Open maleadt opened 3 hours ago
I am slightly confused; the code block you show is for CPU tests, and the title is for CPU benchmarks.
The CPU test should take around 4 minutes.
The CPU benchmark should take around 6 minutes each (4 jobs running in parallel).
I can delete both if that is what you meant (to use Buildkite only for GPUs), just trying to understand which one was generating problems.
Sorry for the inconvenience.
I am slightly confused; the code block you show is for CPU tests, and the title is for CPU benchmarks.
Right, so why does it run on GPU workers?
agents:
queue: "juliagpu"
It's probably better to use juliaecosystem
for this.
The CPU test should take around 4 minutes.

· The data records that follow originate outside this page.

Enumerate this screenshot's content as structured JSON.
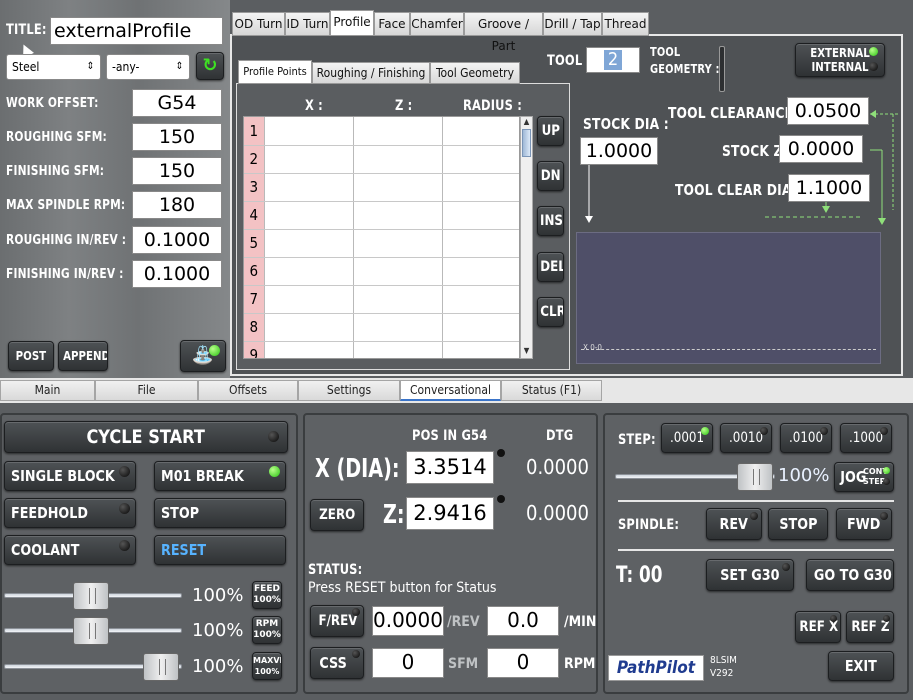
{
  "top_left": {
    "title_label": "TITLE:",
    "title_value": "externalProfile",
    "material_select": "Steel",
    "grade_select": "-any-",
    "fields": [
      {
        "label": "WORK OFFSET:",
        "value": "G54"
      },
      {
        "label": "ROUGHING SFM:",
        "value": "150"
      },
      {
        "label": "FINISHING SFM:",
        "value": "150"
      },
      {
        "label": "MAX SPINDLE RPM:",
        "value": "180"
      },
      {
        "label": "ROUGHING IN/REV :",
        "value": "0.1000"
      },
      {
        "label": "FINISHING IN/REV :",
        "value": "0.1000"
      }
    ],
    "post_label": "POST",
    "append_label": "APPEND"
  },
  "conv_tabs": [
    "OD Turn",
    "ID Turn",
    "Profile",
    "Face",
    "Chamfer",
    "Groove / Part",
    "Drill / Tap",
    "Thread"
  ],
  "profile_subtabs": [
    "Profile Points",
    "Roughing / Finishing",
    "Tool Geometry"
  ],
  "table": {
    "headers": [
      "X :",
      "Z :",
      "RADIUS :"
    ],
    "rows": [
      "1",
      "2",
      "3",
      "4",
      "5",
      "6",
      "7",
      "8",
      "9"
    ]
  },
  "table_buttons": [
    "UP",
    "DN",
    "INS",
    "DEL",
    "CLR"
  ],
  "tool": {
    "tool_label": "TOOL :",
    "tool_value": "2",
    "geometry_label_1": "TOOL",
    "geometry_label_2": "GEOMETRY :",
    "external_label": "EXTERNAL",
    "internal_label": "INTERNAL",
    "stock_dia_label": "STOCK DIA :",
    "stock_dia_value": "1.0000",
    "clearance_z_label": "TOOL CLEARANCE Z :",
    "clearance_z_value": "0.0500",
    "stock_z_label": "STOCK Z :",
    "stock_z_value": "0.0000",
    "clear_dia_x_label": "TOOL CLEAR DIA X :",
    "clear_dia_x_value": "1.1000",
    "preview_axis_label": "X 0-0"
  },
  "main_tabs": [
    "Main",
    "File",
    "Offsets",
    "Settings",
    "Conversational",
    "Status (F1)"
  ],
  "cycle": {
    "cycle_start": "CYCLE START",
    "single_block": "SINGLE BLOCK",
    "m01_break": "M01 BREAK",
    "feedhold": "FEEDHOLD",
    "stop": "STOP",
    "coolant": "COOLANT",
    "reset": "RESET",
    "overrides": [
      {
        "pct": "100%",
        "label_1": "FEED",
        "label_2": "100%",
        "value": 0.45
      },
      {
        "pct": "100%",
        "label_1": "RPM",
        "label_2": "100%",
        "value": 0.45
      },
      {
        "pct": "100%",
        "label_1": "MAXVEL",
        "label_2": "100%",
        "value": 1.0
      }
    ]
  },
  "dro": {
    "pos_header": "POS IN G54",
    "dtg_header": "DTG",
    "x_label": "X (DIA):",
    "x_value": "3.3514",
    "x_dtg": "0.0000",
    "zero_label": "ZERO",
    "z_label": "Z:",
    "z_value": "2.9416",
    "z_dtg": "0.0000",
    "status_label": "STATUS:",
    "status_text": "Press RESET button for Status",
    "frev_label": "F/REV",
    "frev_value": "0.0000",
    "rev_unit": "/REV",
    "min_value": "0.0",
    "min_unit": "/MIN",
    "css_label": "CSS",
    "sfm_value": "0",
    "sfm_unit": "SFM",
    "rpm_value": "0",
    "rpm_unit": "RPM"
  },
  "jog": {
    "step_label": "STEP:",
    "steps": [
      ".0001",
      ".0010",
      ".0100",
      ".1000"
    ],
    "jog_pct": "100%",
    "jog_label": "JOG",
    "cont_label": "CONT",
    "step_small": "STEP",
    "jog_value": 0.75,
    "spindle_label": "SPINDLE:",
    "rev_label": "REV",
    "stop_label": "STOP",
    "fwd_label": "FWD",
    "t_label": "T: 00",
    "set_g30": "SET G30",
    "go_to_g30": "GO TO G30",
    "ref_x": "REF X",
    "ref_z": "REF Z",
    "logo": "PathPilot",
    "version_1": "8LSIM",
    "version_2": "V292",
    "exit_label": "EXIT"
  }
}
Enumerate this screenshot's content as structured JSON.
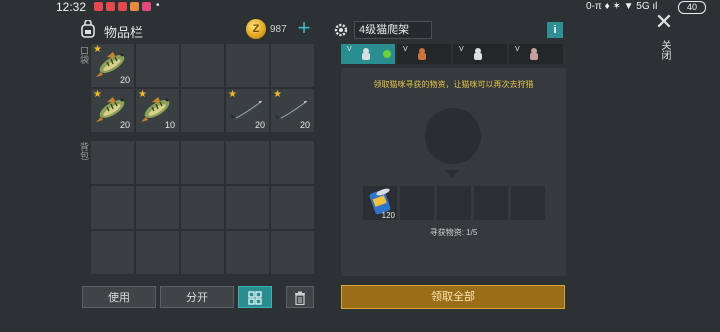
{
  "status": {
    "time": "12:32",
    "right_text": "0-π ♦ ✶ ▼ 5G ıl",
    "battery": "40"
  },
  "inventory": {
    "title": "物品栏",
    "coins": "987",
    "pocket_label": "口袋",
    "backpack_label": "背包",
    "pocket_slots": [
      {
        "item": "perch-fish",
        "starred": true,
        "count": "20"
      },
      {
        "item": "",
        "starred": false,
        "count": ""
      },
      {
        "item": "",
        "starred": false,
        "count": ""
      },
      {
        "item": "",
        "starred": false,
        "count": ""
      },
      {
        "item": "",
        "starred": false,
        "count": ""
      },
      {
        "item": "perch-fish",
        "starred": true,
        "count": "20"
      },
      {
        "item": "perch-fish",
        "starred": true,
        "count": "10"
      },
      {
        "item": "",
        "starred": false,
        "count": ""
      },
      {
        "item": "sturgeon-fish",
        "starred": true,
        "count": "20"
      },
      {
        "item": "sturgeon-fish",
        "starred": true,
        "count": "20"
      }
    ],
    "buttons": {
      "use": "使用",
      "split": "分开"
    }
  },
  "trap": {
    "title": "4级猫爬架",
    "tabs": [
      {
        "level": "V",
        "active": true
      },
      {
        "level": "V",
        "active": false
      },
      {
        "level": "V",
        "active": false
      },
      {
        "level": "V",
        "active": false
      }
    ],
    "hint": "领取猫咪寻获的物资，让猫咪可以再次去狩猎",
    "loot": [
      {
        "item": "canned-food",
        "count": "120"
      }
    ],
    "loot_count_text": "寻获物资: 1/5",
    "collect_all": "领取全部"
  },
  "close_label": "关闭",
  "colors": {
    "accent": "#2a8d90",
    "collect_button": "#9a6d18",
    "hint": "#e6c44a",
    "star": "#f1b92c"
  }
}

It doesn't, though: https://buildkite.com/julialang/komamri-dot-jl/builds/1220#0192be92-3897-497e-8654-6ffcdf6f7cc1 This ran for 40 minutes doing CPU benchmarks on a GPU worker before I canceled it due to some system maintenance.
Here's another instance: https://buildkite.com/julialang/komamri-dot-jl/builds/1220#0192be92-3417-48e3-8401-b2853349fa0f. It seems that they get stuck at some point?
I have just seen this, sorry for this last commits I made 😓
It's probably better to use juliaecosystem for this.
Oh, my bad; we can move the CPU stuff to queue: "juliaecosystem"
if that is fine and set timeout_in_minutes: 10
for all jobs. Does that sound reasonable?
Here's another instance: buildkite.com/julialang/komamri-dot-jl/builds/1220#0192be92-3417-48e3-8401-b2853349fa0f. It seems that they get stuck at some point?
This is surprising, it seems to get stuck during package precompilation.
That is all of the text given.